Security

Microsoft warns of serious vulnerabilities in Netgear's DGN2200v1 router

Gadget capable of 'opening the gates for attackers to roam untethered through an entire organisation'


Netgear has patched serious security vulnerabilities in its DGN2200v1 network router, following the discovery of "very odd behaviour" by a Microsoft security research team - a somewhat understated way of saying that attackers can gain "complete control over the router."

Unveiled by the company at the Consumer Electronics Show back in 2010, Netgear's DGN2200 is an ADSL modem-router combo box with, the company promised at the time, security features including "live parental controls, firewall protection, denial-of-service (DoS) attack prevention, [and] intrusion detection and prevention (IDS)."

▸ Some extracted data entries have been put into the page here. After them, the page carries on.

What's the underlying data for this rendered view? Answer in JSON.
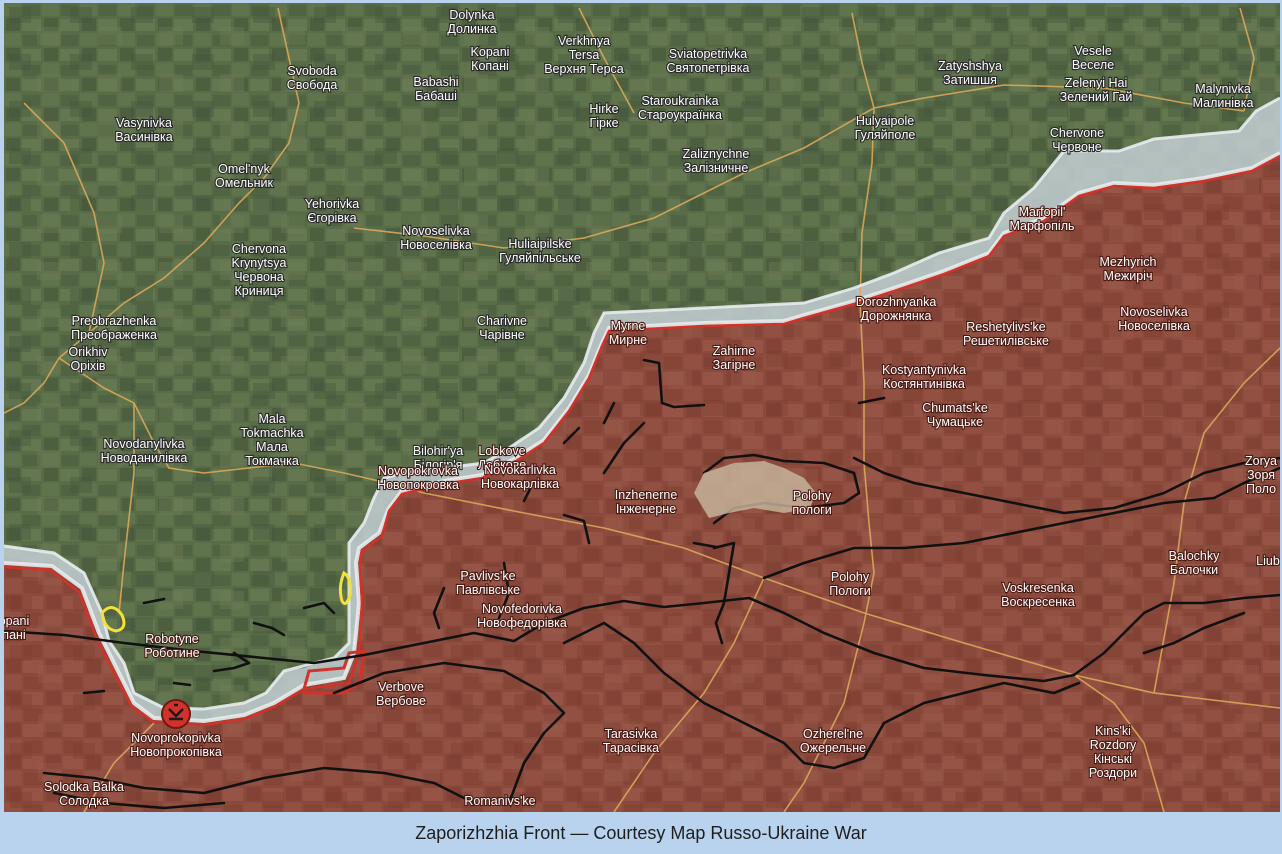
{
  "caption": "Zaporizhzhia Front — Courtesy Map Russo-Ukraine War",
  "colors": {
    "ukraine_terrain": "#5b6e4a",
    "occupied_area": "#8d4a3d",
    "grey_zone": "#c7d3d8",
    "front_line": "#d2322a",
    "trench_lines": "#111111",
    "road": "#d9a85a",
    "contested_marker": "#f2e23a",
    "background": "#b9d3ee"
  },
  "places": [
    {
      "id": "dolynka",
      "lat": "Dolynka",
      "cyr": "Долинка"
    },
    {
      "id": "kopani-n",
      "lat": "Kopani",
      "cyr": "Копані"
    },
    {
      "id": "verkhnya-tersa",
      "lat": "Verkhnya Tersa",
      "cyr": "Верхня Терса"
    },
    {
      "id": "sviatopetrivka",
      "lat": "Sviatopetrivka",
      "cyr": "Святопетрівка"
    },
    {
      "id": "zatyshshya",
      "lat": "Zatyshshya",
      "cyr": "Затишшя"
    },
    {
      "id": "vesele",
      "lat": "Vesele",
      "cyr": "Веселе"
    },
    {
      "id": "zelenyi-hai",
      "lat": "Zelenyi Hai",
      "cyr": "Зелений Гай"
    },
    {
      "id": "malynivka",
      "lat": "Malynivka",
      "cyr": "Малинівка"
    },
    {
      "id": "svoboda",
      "lat": "Svoboda",
      "cyr": "Свобода"
    },
    {
      "id": "babashi",
      "lat": "Babashi",
      "cyr": "Бабаші"
    },
    {
      "id": "hirke",
      "lat": "Hirke",
      "cyr": "Гірке"
    },
    {
      "id": "staroukrainka",
      "lat": "Staroukrainka",
      "cyr": "Староукраїнка"
    },
    {
      "id": "hulyaipole",
      "lat": "Hulyaipole",
      "cyr": "Гуляйполе"
    },
    {
      "id": "chervone",
      "lat": "Chervone",
      "cyr": "Червоне"
    },
    {
      "id": "vasynivka",
      "lat": "Vasynivka",
      "cyr": "Васинівка"
    },
    {
      "id": "zaliznychne",
      "lat": "Zaliznychne",
      "cyr": "Залізничне"
    },
    {
      "id": "omelnyk",
      "lat": "Omel'nyk",
      "cyr": "Омельник"
    },
    {
      "id": "yehorivka",
      "lat": "Yehorivka",
      "cyr": "Єгорівка"
    },
    {
      "id": "marfopil",
      "lat": "Marfopil'",
      "cyr": "Марфопіль"
    },
    {
      "id": "novoselivka-w",
      "lat": "Novoselivka",
      "cyr": "Новоселівка"
    },
    {
      "id": "huliaipilske",
      "lat": "Huliaipilske",
      "cyr": "Гуляйпільське"
    },
    {
      "id": "chervona-krynytsya",
      "lat": "Chervona Krynytsya",
      "cyr": "Червона Криниця"
    },
    {
      "id": "mezhyrich",
      "lat": "Mezhyrich",
      "cyr": "Межиріч"
    },
    {
      "id": "dorozhnyanka",
      "lat": "Dorozhnyanka",
      "cyr": "Дорожнянка"
    },
    {
      "id": "preobrazhenka",
      "lat": "Preobrazhenka",
      "cyr": "Преображенка"
    },
    {
      "id": "reshetylivske",
      "lat": "Reshetylivs'ke",
      "cyr": "Решетилівське"
    },
    {
      "id": "novoselivka-e",
      "lat": "Novoselivka",
      "cyr": "Новоселівка"
    },
    {
      "id": "charivne",
      "lat": "Charivne",
      "cyr": "Чарівне"
    },
    {
      "id": "myrne",
      "lat": "Myrne",
      "cyr": "Мирне"
    },
    {
      "id": "orikhiv",
      "lat": "Orikhiv",
      "cyr": "Оріхів"
    },
    {
      "id": "zahirne",
      "lat": "Zahirne",
      "cyr": "Загірне"
    },
    {
      "id": "kostyantynivka",
      "lat": "Kostyantynivka",
      "cyr": "Костянтинівка"
    },
    {
      "id": "chumatske",
      "lat": "Chumats'ke",
      "cyr": "Чумацьке"
    },
    {
      "id": "mala-tokmachka",
      "lat": "Mala Tokmachka",
      "cyr": "Мала Токмачка"
    },
    {
      "id": "novodanylivka",
      "lat": "Novodanylivka",
      "cyr": "Новоданилівка"
    },
    {
      "id": "bilohirya",
      "lat": "Bilohir'ya",
      "cyr": "Білогір'я"
    },
    {
      "id": "lobkove",
      "lat": "Lobkove",
      "cyr": "Лобкове"
    },
    {
      "id": "novopokrovka",
      "lat": "Novopokrovka",
      "cyr": "Новопокровка"
    },
    {
      "id": "novokarlivka",
      "lat": "Novokarlivka",
      "cyr": "Новокарлівка"
    },
    {
      "id": "polohy-n",
      "lat": "Polohy",
      "cyr": "пологи"
    },
    {
      "id": "zorya",
      "lat": "Zorya",
      "cyr": "Зоря",
      "extra": "Поло"
    },
    {
      "id": "inzhenerne",
      "lat": "Inzhenerne",
      "cyr": "Інженерне"
    },
    {
      "id": "balochky",
      "lat": "Balochky",
      "cyr": "Балочки"
    },
    {
      "id": "liubytske",
      "lat": "Liub",
      "cyr": ""
    },
    {
      "id": "pavlivske",
      "lat": "Pavlivs'ke",
      "cyr": "Павлівське"
    },
    {
      "id": "polohy",
      "lat": "Polohy",
      "cyr": "Пологи"
    },
    {
      "id": "voskresenka",
      "lat": "Voskresenka",
      "cyr": "Воскресенка"
    },
    {
      "id": "kopani-w",
      "lat": "opani",
      "cyr": "пані"
    },
    {
      "id": "novofedorivka",
      "lat": "Novofedorivka",
      "cyr": "Новофедорівка"
    },
    {
      "id": "robotyne",
      "lat": "Robotyne",
      "cyr": "Роботине"
    },
    {
      "id": "verbove",
      "lat": "Verbove",
      "cyr": "Вербове"
    },
    {
      "id": "ozherelne",
      "lat": "Ozherel'ne",
      "cyr": "Ожерельне"
    },
    {
      "id": "kinski-rozdory",
      "lat": "Kins'ki Rozdory",
      "cyr": "Кінські Роздори"
    },
    {
      "id": "novoprokopivka",
      "lat": "Novoprokopivka",
      "cyr": "Новопрокопівка"
    },
    {
      "id": "tarasivka",
      "lat": "Tarasivka",
      "cyr": "Тарасівка"
    },
    {
      "id": "solodka-balka",
      "lat": "Solodka Balka",
      "cyr": "Солодка"
    },
    {
      "id": "romanivske",
      "lat": "Romanivs'ke",
      "cyr": ""
    }
  ]
}
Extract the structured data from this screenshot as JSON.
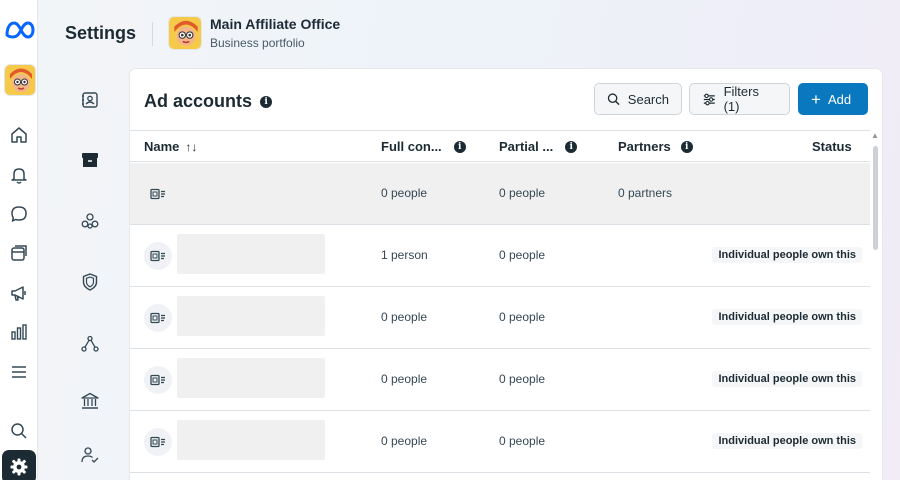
{
  "header": {
    "title": "Settings",
    "business_name": "Main Affiliate Office",
    "business_subtitle": "Business portfolio"
  },
  "rail": {
    "icons": [
      "meta-logo-icon",
      "home-icon",
      "bell-icon",
      "chat-icon",
      "pages-icon",
      "megaphone-icon",
      "bar-chart-icon",
      "menu-icon",
      "search-icon",
      "gear-icon"
    ]
  },
  "secondary_nav": {
    "icons": [
      "contact-card-icon",
      "archive-box-icon",
      "people-group-icon",
      "shield-icon",
      "network-icon",
      "bank-icon",
      "user-check-icon"
    ]
  },
  "card": {
    "title": "Ad accounts",
    "search_label": "Search",
    "filters_label": "Filters (1)",
    "add_label": "Add"
  },
  "table": {
    "columns": [
      {
        "label": "Name"
      },
      {
        "label": "Full con..."
      },
      {
        "label": "Partial ..."
      },
      {
        "label": "Partners"
      },
      {
        "label": "Status"
      }
    ],
    "rows": [
      {
        "full": "0 people",
        "partial": "0 people",
        "partners": "0 partners",
        "status": "",
        "highlight": true
      },
      {
        "full": "1 person",
        "partial": "0 people",
        "partners": "",
        "status": "Individual people own this",
        "highlight": false
      },
      {
        "full": "0 people",
        "partial": "0 people",
        "partners": "",
        "status": "Individual people own this",
        "highlight": false
      },
      {
        "full": "0 people",
        "partial": "0 people",
        "partners": "",
        "status": "Individual people own this",
        "highlight": false
      },
      {
        "full": "0 people",
        "partial": "0 people",
        "partners": "",
        "status": "Individual people own this",
        "highlight": false
      }
    ]
  },
  "colors": {
    "primary": "#0a78be",
    "text": "#1c2b33",
    "meta_blue": "#0866ff"
  }
}
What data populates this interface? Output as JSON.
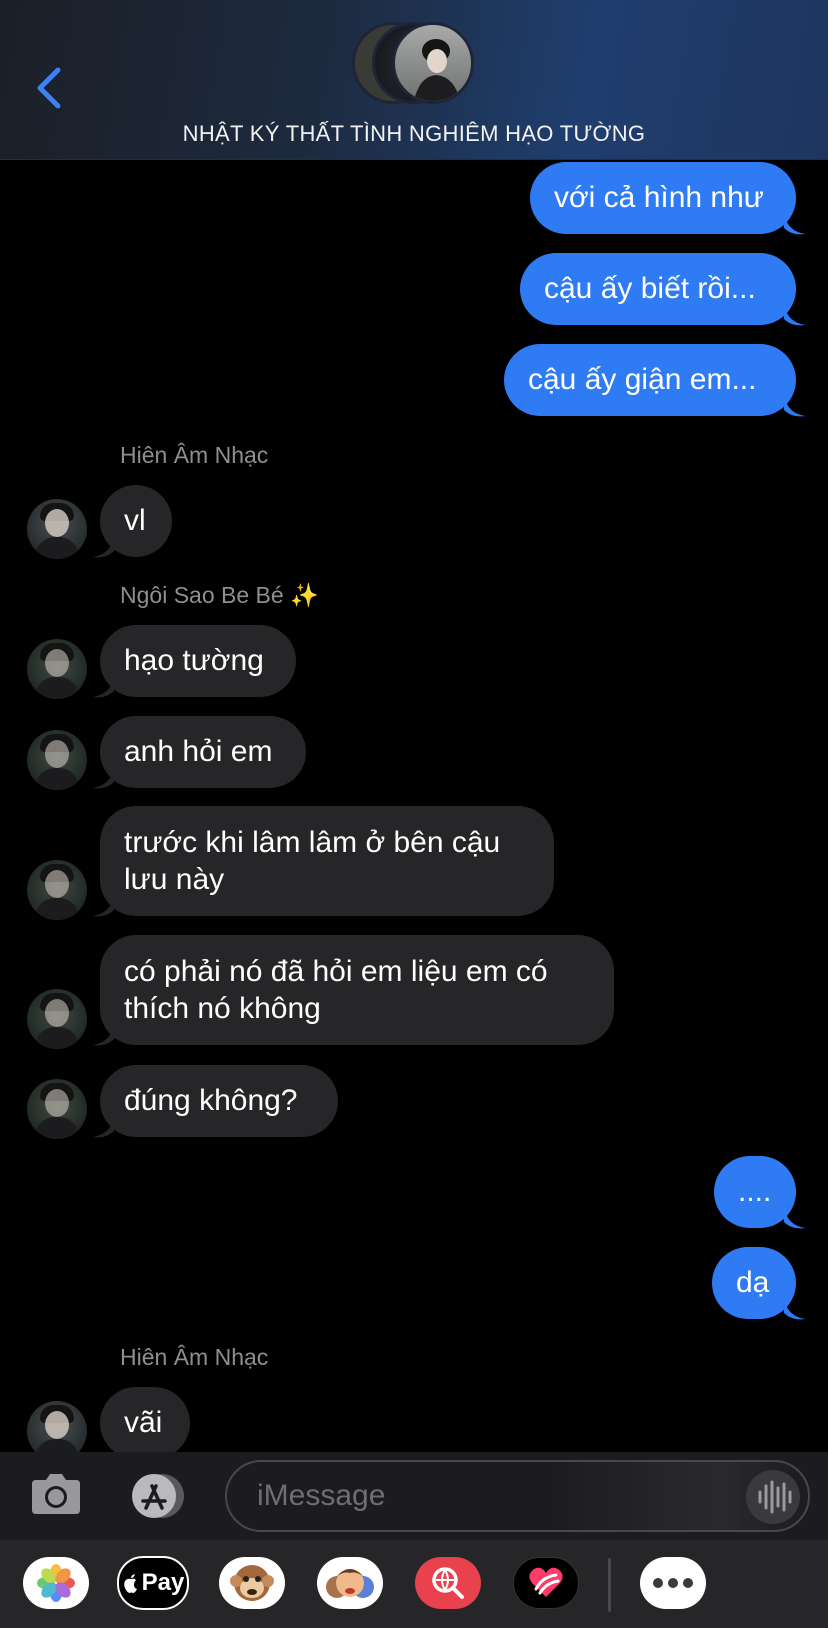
{
  "header": {
    "title": "NHẬT KÝ THẤT TÌNH NGHIÊM HẠO TƯỜNG",
    "back_icon": "chevron-left-icon"
  },
  "messages": [
    {
      "type": "out",
      "text": "với cả hình như"
    },
    {
      "type": "out",
      "text": "cậu ấy biết rồi..."
    },
    {
      "type": "out",
      "text": "cậu ấy giận em..."
    },
    {
      "type": "sender",
      "text": "Hiên Âm Nhạc"
    },
    {
      "type": "in",
      "text": "vl"
    },
    {
      "type": "sender",
      "text": "Ngôi Sao Be Bé ✨"
    },
    {
      "type": "in",
      "text": "hạo tường"
    },
    {
      "type": "in",
      "text": "anh hỏi em"
    },
    {
      "type": "in",
      "text": "trước khi lâm lâm ở bên cậu lưu này"
    },
    {
      "type": "in",
      "text": "có phải nó đã hỏi em liệu em có thích nó không"
    },
    {
      "type": "in",
      "text": "đúng không?"
    },
    {
      "type": "out",
      "text": "...."
    },
    {
      "type": "out",
      "text": "dạ"
    },
    {
      "type": "sender",
      "text": "Hiên Âm Nhạc"
    },
    {
      "type": "in",
      "text": "vãi"
    }
  ],
  "composer": {
    "placeholder": "iMessage",
    "camera_icon": "camera-icon",
    "appstore_icon": "app-store-icon",
    "audio_icon": "waveform-icon"
  },
  "tray": {
    "apps": [
      "photos-icon",
      "apple-pay-icon",
      "animoji-icon",
      "memoji-icon",
      "web-search-icon",
      "digital-touch-icon",
      "more-icon"
    ],
    "apple_pay_label": "Pay"
  },
  "colors": {
    "outgoing": "#2f7bf4",
    "incoming": "#262628",
    "accent": "#3b82f6"
  }
}
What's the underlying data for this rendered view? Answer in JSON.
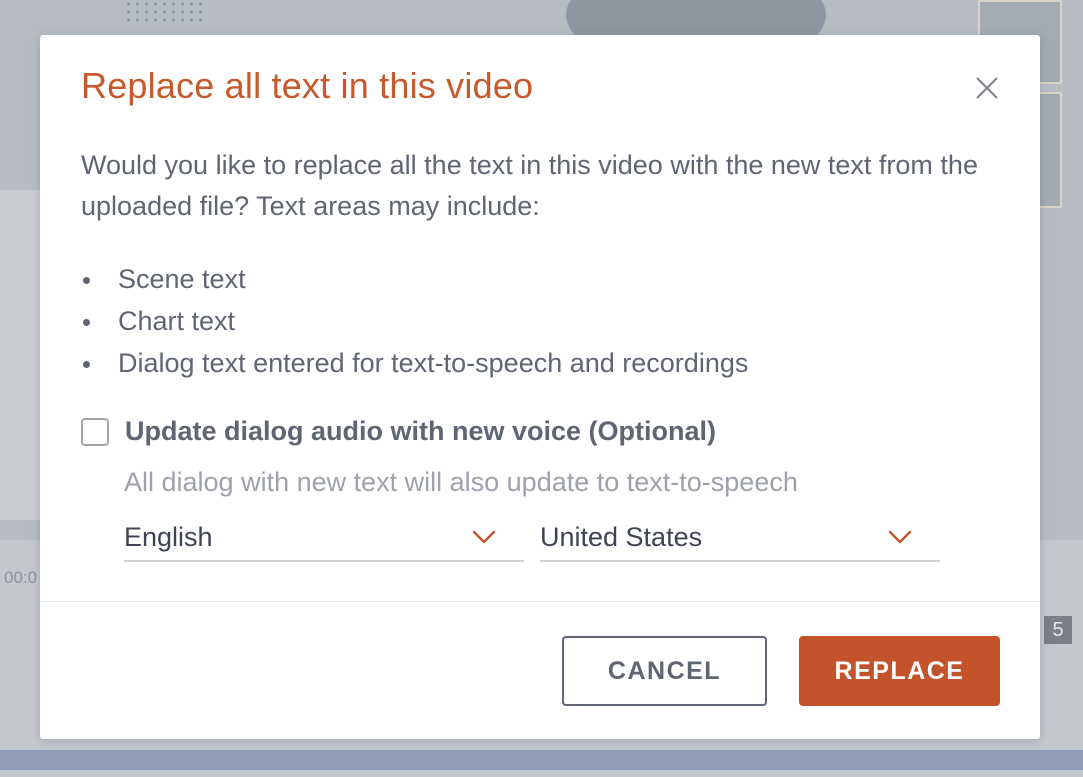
{
  "background": {
    "timecode": "00:0",
    "badge": "5"
  },
  "dialog": {
    "title": "Replace all text in this video",
    "close_icon": "close-icon",
    "description": "Would you like to replace all the text in this video with the new text from the uploaded file? Text areas may include:",
    "bullets": [
      "Scene text",
      "Chart text",
      "Dialog text entered for text-to-speech and recordings"
    ],
    "voice_option": {
      "label": "Update dialog audio with new voice (Optional)",
      "checked": false,
      "helper": "All dialog with new text will also update to text-to-speech"
    },
    "language_select": {
      "value": "English",
      "icon": "chevron-down-icon"
    },
    "region_select": {
      "value": "United States",
      "icon": "chevron-down-icon"
    },
    "buttons": {
      "cancel": "CANCEL",
      "replace": "REPLACE"
    }
  },
  "colors": {
    "accent": "#c3532a",
    "title": "#c65a2c",
    "text": "#5f6573",
    "muted_text": "#9da1aa"
  }
}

Sadly, one thing didn't make the list: functional authentication. As a result, it's possible for remote attackers to take over the router at any time - as discovered by members of the Microsoft 365 Defender Research Team.

"We discovered the vulnerabilities while researching device fingerprinting in the new device discovery capabilities in Microsoft Defender for Endpoint," the research team said. "We noticed a very odd behaviour: a device owned by a non-IT personnel was trying to access a NETGEAR DGN2200v1 router's management port.

"The communication was flagged as anomalous by machine learning models, but the communication itself was TLS-encrypted and private to protect customer privacy, so we decided to focus on the router and investigate whether it exhibited security weaknesses that can be exploited in a possible attack scenario."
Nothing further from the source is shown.